Когда появился Бип, пятницы, озаренные предвкушением интересного вечера, стали еще притягательнее. Поначалу, правда, я сторонилась шумных сборищ, отсиживаясь у себя в комнате под пугливыми предлогами, но Бип не успокоился, пока обманом, криком и лестью не заманил меня в свою громогласную компанию.
Иногда пятничные интермедии в коловороте будней исполнялись вне дома – мы ехали в «Балаганчик». По огромному, битком набитому залу расхаживал яркий, как язык пламени, Ижак и сыпал во все стороны едкими ремарками. Публика была разношерстная, разных колод, немыслимых мастей, от острых скул инженера до кувшинного рыла депутата, которые, столкнувшись на улице, при свете дня, брезгливо отшатнутся друг от друга, но здесь, под этими шумными сводами, всякая субординация была так же неуместна, как разговоры о судьбах мира на детском празднике. Разжалобить великана в красном шарфе было делом невозможным, рассчитывать на поблажки не приходилось никому. И если вдруг жизнь отступала перед общепринятой моралью, подсовывая ему добрейшего принца и склочного нищего, то он так прямо об этом и заявлял. Ижак – этот либерал в кубе – не связывал узость взгляда с шириной зада.
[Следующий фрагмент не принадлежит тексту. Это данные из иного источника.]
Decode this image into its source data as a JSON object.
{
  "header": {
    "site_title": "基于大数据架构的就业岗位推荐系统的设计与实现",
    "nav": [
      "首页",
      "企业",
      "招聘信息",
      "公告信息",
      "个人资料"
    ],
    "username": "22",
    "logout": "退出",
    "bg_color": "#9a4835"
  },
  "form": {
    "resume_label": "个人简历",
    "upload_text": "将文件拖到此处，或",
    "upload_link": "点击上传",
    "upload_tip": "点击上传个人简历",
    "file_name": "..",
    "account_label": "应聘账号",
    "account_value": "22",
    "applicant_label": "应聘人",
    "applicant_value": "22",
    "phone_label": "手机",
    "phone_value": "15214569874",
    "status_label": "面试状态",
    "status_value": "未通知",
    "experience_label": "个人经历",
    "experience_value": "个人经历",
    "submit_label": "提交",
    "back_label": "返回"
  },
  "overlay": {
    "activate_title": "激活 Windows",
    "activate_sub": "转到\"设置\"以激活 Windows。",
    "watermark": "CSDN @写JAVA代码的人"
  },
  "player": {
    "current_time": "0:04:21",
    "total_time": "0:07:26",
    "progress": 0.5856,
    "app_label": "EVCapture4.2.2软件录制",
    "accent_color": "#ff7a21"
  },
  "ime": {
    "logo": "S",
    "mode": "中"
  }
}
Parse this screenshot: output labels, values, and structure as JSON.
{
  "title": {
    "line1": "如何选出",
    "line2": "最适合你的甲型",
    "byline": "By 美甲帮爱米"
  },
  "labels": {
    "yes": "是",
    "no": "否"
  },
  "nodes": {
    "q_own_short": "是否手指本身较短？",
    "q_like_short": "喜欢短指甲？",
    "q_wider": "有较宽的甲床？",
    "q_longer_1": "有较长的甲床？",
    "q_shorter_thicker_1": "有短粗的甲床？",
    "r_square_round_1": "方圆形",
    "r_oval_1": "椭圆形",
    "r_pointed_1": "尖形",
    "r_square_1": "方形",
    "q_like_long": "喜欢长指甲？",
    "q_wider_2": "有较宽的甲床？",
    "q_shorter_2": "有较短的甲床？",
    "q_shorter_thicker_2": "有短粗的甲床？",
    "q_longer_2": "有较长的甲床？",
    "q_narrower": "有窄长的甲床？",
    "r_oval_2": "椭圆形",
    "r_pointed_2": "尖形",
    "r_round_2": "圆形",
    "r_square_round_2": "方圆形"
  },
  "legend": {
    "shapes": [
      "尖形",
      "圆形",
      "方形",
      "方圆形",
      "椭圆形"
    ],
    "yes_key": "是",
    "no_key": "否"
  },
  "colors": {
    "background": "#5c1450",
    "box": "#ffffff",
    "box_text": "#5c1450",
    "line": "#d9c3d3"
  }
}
«Ба! Кто к нам пожаловал! – раскатисто гремел Ижак на весь зал, поправляя свой бесподобный алый шарф. – Василенко-куриное суфле с новой потаскушкой! Пардон, мадам Василенко, не узнал вас с новыми губами. Как поживаете? Я? Прекрасно, как видите. Прошу сюда, к мадам Непейводе, вот так, плечом к плечу с этой грымзой». «А вот и Миронов! Талантливейший бизнес-аналитик. Сюда, Мироша, к этим очаровательным лошадкам в золотой сбруе, закажешь им по коктейлю. Что? Не хочешь? Вы только посмотрите на этого обмылка! Такой молодой – и уже жлоб!» «А вот идут радости плоти! Зубоскалю? Да не в одном глазу, Танечка, детка! Дамы и господа, поворотите ваши рожи, будьте столь любезны! Перед вами не кто-нибудь, а Эвелина Чудлай, Жанна Д’Арк современной поп-индустрии! Как концерты? Как голос, еще не прорезался?» «Внимание! Прошу всех заткнуться и оторвать глаза от салатов! Этот пухлявый господин с тщательно промытыми морщинами и круглым брюшком – не кто иной, как Тимофей Пацюк, старший девелопер из «Запарка». Что? Не «за», а «три»? А, может, «зоо»? Что за названия у этих фирмочек, язык сломать можно! Да, это тот самый Пацюк, который первым бежит с тонущего корабля, прошу любить и жаловать. Клиентов «Трипарка» просят не беспокоиться, я рукоприкладства у себя в заведении не допущу! Что нового, Тимуся? Что впендериваете в этом месяце, халтурщики? Новая кульная фича, говоришь? Шикарно! Никто не тестил, как всегда? Тестил? Ты сам? Эх, Тимончик, твою бы энергию да в нужное русло! Вагоны разгружать или асфальт укладывать. Золотой бы был работник! Ну, и какие баги намечаются? Твои фирменные или будет сюрприз?»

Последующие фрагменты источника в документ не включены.